Since the evening of June 7, 2021, when Murdaugh frantically called 911 to say he had found his wife and son fatally shot near the dog kennels at their Colleton County estate, the saga spawned attention as an unsolved double homicide, but it soon unraveled into wider allegations of financial fraud, a hired hit man plot and drug addiction, and revived scrutiny into other curious deaths linked to the prominent family.
Few trials in recent memory have riveted this region of South Carolina, known as the Lowcountry, where for nearly a century, fathers of three generations of Murdaughs wielded power as top prosecutors for a cluster of counties. But the perceived spectacle means that not only will Murdaugh be on display — so will the county seat of Walterboro, population 5,460.
“We didn’t want this, but it’s happening, and it’s here,” Scott Grooms, Walterboro’s director of tourism and downtown development, said last week. “We have to put on our best face and take care of our guests.”
The logistics of pulling off a major trial is not lost on Grooms, a former television journalist who covered the 1995 trial of Susan Smith, the white South Carolina mother who had falsely told police a Black man had kidnapped her two infant sons in a carjacking before confessing she had drowned them in a lake.


The Smith trial, imbued with racial overtones, was held in the tiny city of Union and brought a wave of international interest and outsiders clamoring to visit the lake. Simply finding a place to eat was a chore, Grooms recalled.

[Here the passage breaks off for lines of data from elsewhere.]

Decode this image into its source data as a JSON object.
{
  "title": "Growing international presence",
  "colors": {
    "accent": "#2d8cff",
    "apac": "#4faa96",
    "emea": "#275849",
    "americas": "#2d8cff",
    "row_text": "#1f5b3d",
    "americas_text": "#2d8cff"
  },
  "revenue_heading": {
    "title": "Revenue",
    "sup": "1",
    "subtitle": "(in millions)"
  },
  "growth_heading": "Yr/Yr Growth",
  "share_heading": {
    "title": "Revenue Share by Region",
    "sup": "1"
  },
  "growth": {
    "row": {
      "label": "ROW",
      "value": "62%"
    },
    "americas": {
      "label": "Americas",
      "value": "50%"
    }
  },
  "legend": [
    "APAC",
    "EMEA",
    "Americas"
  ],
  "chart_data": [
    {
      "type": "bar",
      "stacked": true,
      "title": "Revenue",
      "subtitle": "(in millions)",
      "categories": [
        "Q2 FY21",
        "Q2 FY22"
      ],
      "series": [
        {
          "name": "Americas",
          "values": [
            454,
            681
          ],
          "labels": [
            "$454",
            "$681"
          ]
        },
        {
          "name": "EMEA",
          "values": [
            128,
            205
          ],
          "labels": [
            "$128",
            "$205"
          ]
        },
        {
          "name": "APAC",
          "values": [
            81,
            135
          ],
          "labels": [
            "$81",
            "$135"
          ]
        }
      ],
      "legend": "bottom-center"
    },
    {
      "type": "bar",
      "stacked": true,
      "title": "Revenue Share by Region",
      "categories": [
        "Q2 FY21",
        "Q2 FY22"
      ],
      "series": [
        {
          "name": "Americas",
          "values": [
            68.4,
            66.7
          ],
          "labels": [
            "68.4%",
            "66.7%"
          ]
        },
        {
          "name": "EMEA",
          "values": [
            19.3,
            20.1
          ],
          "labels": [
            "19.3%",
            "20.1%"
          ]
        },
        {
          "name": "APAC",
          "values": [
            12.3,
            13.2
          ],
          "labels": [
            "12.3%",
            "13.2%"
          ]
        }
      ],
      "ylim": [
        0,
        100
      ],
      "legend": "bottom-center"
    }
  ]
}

But, he said, he didn’t want Walterboro to be caught flat-footed, and after Christmas, he posted on Facebook that the town was soliciting food trucks to set up near the courthouse.
Almost immediately, comments were divided:
“Clowns and concessions, now all you need is a trapeze troop to complete the three ring circus.”

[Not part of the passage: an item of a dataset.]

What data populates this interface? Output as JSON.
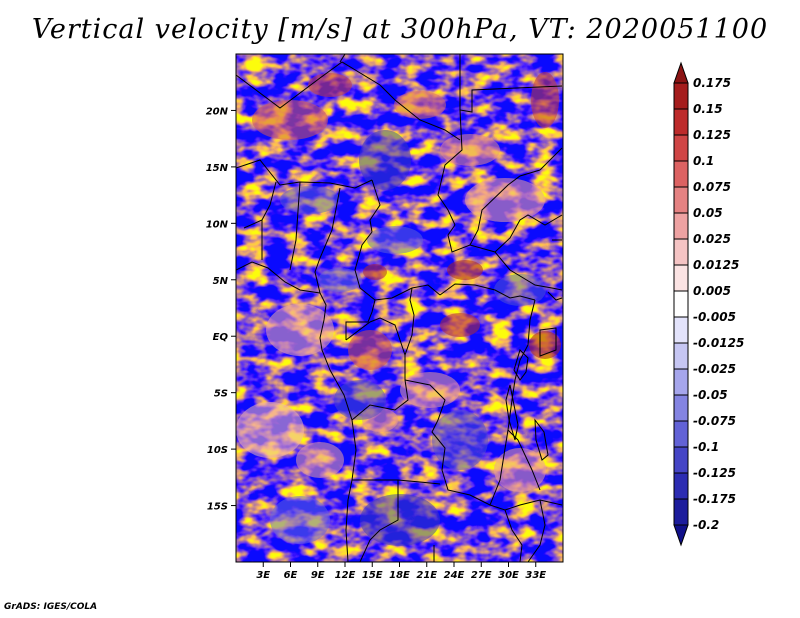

“This is so disrespectful.”
“It is better that our community is perceived as prepared rather than not.”
The cost of the trial was not immediately available, but in a city where the annual budget is about $7 million, there are necessary expenses, such as police overtime, portable restrooms, signage and fencing that have to be taken into account.
“We’re ready to roll with it — we have to be,” Grooms said. Later, on his way to a meeting, he glanced at the latest news on a cellphone, his eyes widening: Netflix had just dropped a trailer for a docuseries about the case, titled “Murdaugh Murders: A Southern Scandal.”
A winding case
The Murdaugh name runs so deep in the Lowcountry that the Colleton County Courthouse had to remove a portrait of Randolph “Buster” Murdaugh Jr., Alex Murdaugh’s late grandfather and a top prosecutor for 46 years, from a back wall of the courtroom during the trial. (Alex's father, Randolph Murdaugh III, had been seriously ill and died at age 81, three days after Maggie, 52, and Paul, 22, were killed, adding to the intrigue.)

While Alex Murdaugh, 54, was from neighboring Hampton County, he had also been a fixture at the Colleton County Courthouse for years, having represented clients as a personal injury attorney in the Lowcountry before he was disbarred last summer.
About 900 jury summons notices went out in a county of about 38,600 people. With so much at stake, local officials want the process to run smoothly, so as not to trigger a mistrial.

Legal experts say jury selection in South Carolina is typically not drawn out, but this is not an ordinary trial, and Murdaugh’s defense team and the prosecution — led by chief prosecutor Creighton Waters of the state Office of the Attorney General — will be especially strategic in seating jurors. If found guilty, Murdaugh could face life in prison without parole.